Guo's teammate Ai Dongmei also drew headlines last month when she went online and offered to sell her medal collection to support her family.

She and her husband, another former athlete, have been making ends meet by hawking popcorn and cheap clothes on the street for a few dollars a day.

"I regret bringing her into this sport," said Ai's uncle Ai Jingzhi, also a former runner, who recalled that the only job offer he got after retirement was as a furnace cleaner. "If she hadn't become a runner, she might have gone to school and learned something useful to support herself."

Guo said she envied Ai. At least she has a family and is scraping by.

The 30-year-old says she would love to get married and find a job. But she says no one wants her because of her feet, so deformed she can't walk more than 10 minutes without sitting down.

"You have to walk just to go on a date," Guo said. "I walk with a limp and when I tell them why, they all just want to break up. We live in a practical world. No one wants to marry a cripple who can't walk or work."

During her prime, there were admirers. Once after a competition, a young man from another team walked up to say how well she had run. But speaking to strangers was against the rules. Her coach beat her so hard with his slippers that she went into the next day's match with thighs that had turned black and blue. Another time, she said, the coach beat her for two hours straight for slamming a door.

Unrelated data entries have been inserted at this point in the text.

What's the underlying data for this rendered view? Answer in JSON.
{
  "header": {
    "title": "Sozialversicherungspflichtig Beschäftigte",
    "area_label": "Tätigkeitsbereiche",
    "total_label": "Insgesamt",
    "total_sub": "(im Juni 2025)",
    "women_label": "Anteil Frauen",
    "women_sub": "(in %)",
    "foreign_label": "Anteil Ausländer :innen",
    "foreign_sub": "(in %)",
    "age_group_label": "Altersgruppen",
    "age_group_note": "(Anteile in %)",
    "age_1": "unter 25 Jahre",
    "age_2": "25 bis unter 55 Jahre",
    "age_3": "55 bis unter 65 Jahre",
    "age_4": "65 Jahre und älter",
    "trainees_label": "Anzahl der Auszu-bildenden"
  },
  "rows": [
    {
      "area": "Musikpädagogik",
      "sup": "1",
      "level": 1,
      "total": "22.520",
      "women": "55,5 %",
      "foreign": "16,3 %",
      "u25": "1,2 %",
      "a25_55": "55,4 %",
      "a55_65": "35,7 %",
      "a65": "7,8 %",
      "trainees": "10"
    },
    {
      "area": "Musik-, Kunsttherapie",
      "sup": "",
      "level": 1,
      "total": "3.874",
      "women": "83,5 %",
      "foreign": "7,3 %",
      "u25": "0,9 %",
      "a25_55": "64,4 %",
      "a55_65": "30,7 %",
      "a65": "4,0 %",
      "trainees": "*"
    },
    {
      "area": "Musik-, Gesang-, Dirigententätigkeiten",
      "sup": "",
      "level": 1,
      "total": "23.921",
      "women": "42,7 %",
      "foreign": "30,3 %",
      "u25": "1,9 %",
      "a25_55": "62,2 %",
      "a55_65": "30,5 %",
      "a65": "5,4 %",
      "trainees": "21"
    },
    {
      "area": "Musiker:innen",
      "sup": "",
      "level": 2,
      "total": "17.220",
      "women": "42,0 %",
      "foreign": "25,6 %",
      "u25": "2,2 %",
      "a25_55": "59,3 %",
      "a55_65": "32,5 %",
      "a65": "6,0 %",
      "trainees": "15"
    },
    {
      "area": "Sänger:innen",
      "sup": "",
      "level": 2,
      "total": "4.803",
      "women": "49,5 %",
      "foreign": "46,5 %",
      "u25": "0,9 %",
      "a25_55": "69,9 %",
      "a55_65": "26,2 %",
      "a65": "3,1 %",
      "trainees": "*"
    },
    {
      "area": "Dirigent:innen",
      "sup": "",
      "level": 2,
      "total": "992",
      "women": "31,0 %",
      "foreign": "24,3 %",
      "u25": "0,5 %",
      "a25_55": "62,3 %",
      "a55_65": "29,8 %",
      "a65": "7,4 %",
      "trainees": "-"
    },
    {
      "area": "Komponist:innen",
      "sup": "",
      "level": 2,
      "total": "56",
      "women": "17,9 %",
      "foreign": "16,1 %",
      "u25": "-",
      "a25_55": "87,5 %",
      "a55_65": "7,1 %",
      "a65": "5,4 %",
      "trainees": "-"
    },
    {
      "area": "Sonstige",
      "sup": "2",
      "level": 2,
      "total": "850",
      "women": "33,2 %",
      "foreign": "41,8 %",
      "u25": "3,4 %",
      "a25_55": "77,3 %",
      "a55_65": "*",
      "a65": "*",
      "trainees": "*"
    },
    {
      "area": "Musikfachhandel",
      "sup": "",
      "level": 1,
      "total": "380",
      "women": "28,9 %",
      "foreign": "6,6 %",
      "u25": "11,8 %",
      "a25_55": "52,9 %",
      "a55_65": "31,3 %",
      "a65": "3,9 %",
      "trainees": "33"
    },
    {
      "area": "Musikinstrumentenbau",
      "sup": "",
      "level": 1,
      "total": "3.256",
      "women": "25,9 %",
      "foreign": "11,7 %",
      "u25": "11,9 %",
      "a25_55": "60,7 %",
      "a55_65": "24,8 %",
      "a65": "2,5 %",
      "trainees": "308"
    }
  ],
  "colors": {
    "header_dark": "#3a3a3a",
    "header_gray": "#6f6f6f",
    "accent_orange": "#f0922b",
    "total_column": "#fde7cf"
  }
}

"We were all petrified of our coach," Guo said. "Just saying his name makes me sweat."

Many teammates quit or ran away. But Guo stayed, not knowing anything else but her sport.

"We would get up at 4 in the morning in the summers and 5 in the winters. We would run up and down hills, sometimes 40 miles a day," Guo said. "For food we ate rotten vegetables and rarely any meat. We got to go home only once in five years. No one dared to complain for fear of being beaten."

A father in tears

When her feet hurt so much that she couldn't walk or pull on her shoes, she said, her coach simply gave her more shots to numb the pain and told her to keep on running. Now the bones of her toes are so deformed that she doesn't dare go sockless or buy shoes in public.

"My father rarely sheds a tear, but when he saw my feet, he was bawling," said Guo, who lives with her parents. They make about $30 a month and had to borrow money so she could get treatment for a heart condition and other problems she said are related to years of harsh training.

"I became a runner thinking one day I can take better care of my parents. Now I am a burden on them."

She has thought about ending her life. But that would mean letting the coach off the hook. So she decided to fight for her $6,000, her best hope of starting anew.

It might not be possible.

"That money has already been spent on her and all the other athletes," said Zhang Julei, the coach's lawyer. "I will prove in court that Coach Wang did not use any of it for himself."